Если все происходящее на Файр-Айленде напоминает забавный фарс, то жизнь обитателей Порту-Эсперанса более похожа на каторжную. Единственное, что оправдывает существование их поселка, это железная дорога, которая протянулась на тысячу пятьсот километров к этим землям, на три четверти совершенно безлюдным. Далее существует лишь одно средство сообщения с внешним миром – лодка: рельсы обрываются в прибрежной грязи, там, где полусгнившая деревянная конструкция выполняет роль причала для маленьких речных судов.
Здесь никто не живет, кроме работников железной дороги, только они строят себе жилища на этих землях. Дом представляет собой деревянный барак, стоящий прямо посреди болота. Снаружи здесь перемещаются только по шатким дощатым мосткам, проложенным по всей освоенной территории. Мы устроились в небольшом домике на берегу, недалеко от того места, где проходили наши исследования. Крошечная комната больше походила на коробку, а сам дом стоял на высоких сваях, к которым была приставлена лестница. Дверь открывалась в совершеннейшую пустоту над запасным железнодорожным путем. На заре нас будил гудок локомотива, который служил нам личным средством передвижения. Ночи были тягостны: жара и влажность, огромные болотные москиты, не дающие покоя даже в нашем убежище. И хотя мы тщательно продумали перед отъездом конструкцию противомоскитных сеток, в результате они оказались непригодными, – одним словом, все способствовало тому, чтобы мы не спали. Когда в 5 часов утра пар локомотива заполнял нашу комнату с тонкими деревянными стенками, вчерашняя жара еще не спадала. Тумана не было, несмотря на сырость. Небо отливало свинцом, воздух становился невероятно тяжелым, от пара было невозможно дышать. К счастью, локомотив шел быстро, нас обдувал ветер, и, свесив ноги над паровозным башмаком, мы сгоняли с себя тяжесть ночи.

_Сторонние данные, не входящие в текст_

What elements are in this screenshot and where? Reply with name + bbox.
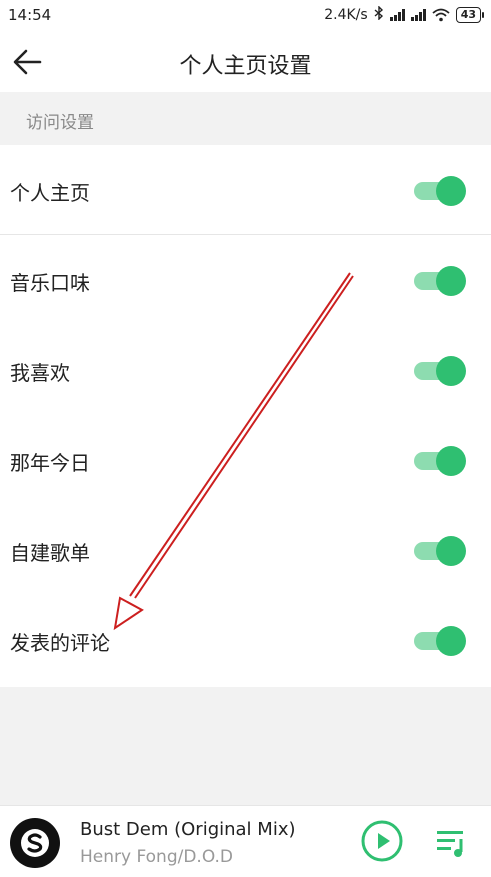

Единственный железнодорожный путь (здесь проходили всего два поезда в неделю) был скверно проложен через болотные топи, и на этом шатком переезде локомотив постоянно клонился в сторону, в любой момент рискуя сойти с рельсов. Вокруг дороги была гнилая топь, от воды шел отвратительный запах. Тем не менее в течение нескольких недель мы пили эту воду.
Справа и слева росли кусты, редкие, как во фруктовом саду: если посмотреть на них издалека, они сливались в темную массу, но если заглянуть под ветви, можно увидеть, как в воде яркими пятнами отражается небо. Кажется, что все томится в этом тепле, способствующем медленному разложению. Если бы можно было жить здесь в незапамятные времена и в течение тысячелетий наблюдать за ходом истории, мы бы поняли, каким образом органические вещества постепенно превращаются в торф, каменный уголь и нефть. Да и сам я долго наблюдал за одним из этапов подобного преобразования, когда застоявшаяся в земле вода начинала постепенно густеть, отливая всеми цветами радуги. Бывшие с нами рабочие отказывались понимать, что мы мучаем себя и их из-за бесконечного поиска останков и черепков. Однако особое значение эмблемы с надписью «инженер» на наших пробковых шлемах немного их приободряло, рабочие считали, что археология – лишь предлог для более существенных изысканий.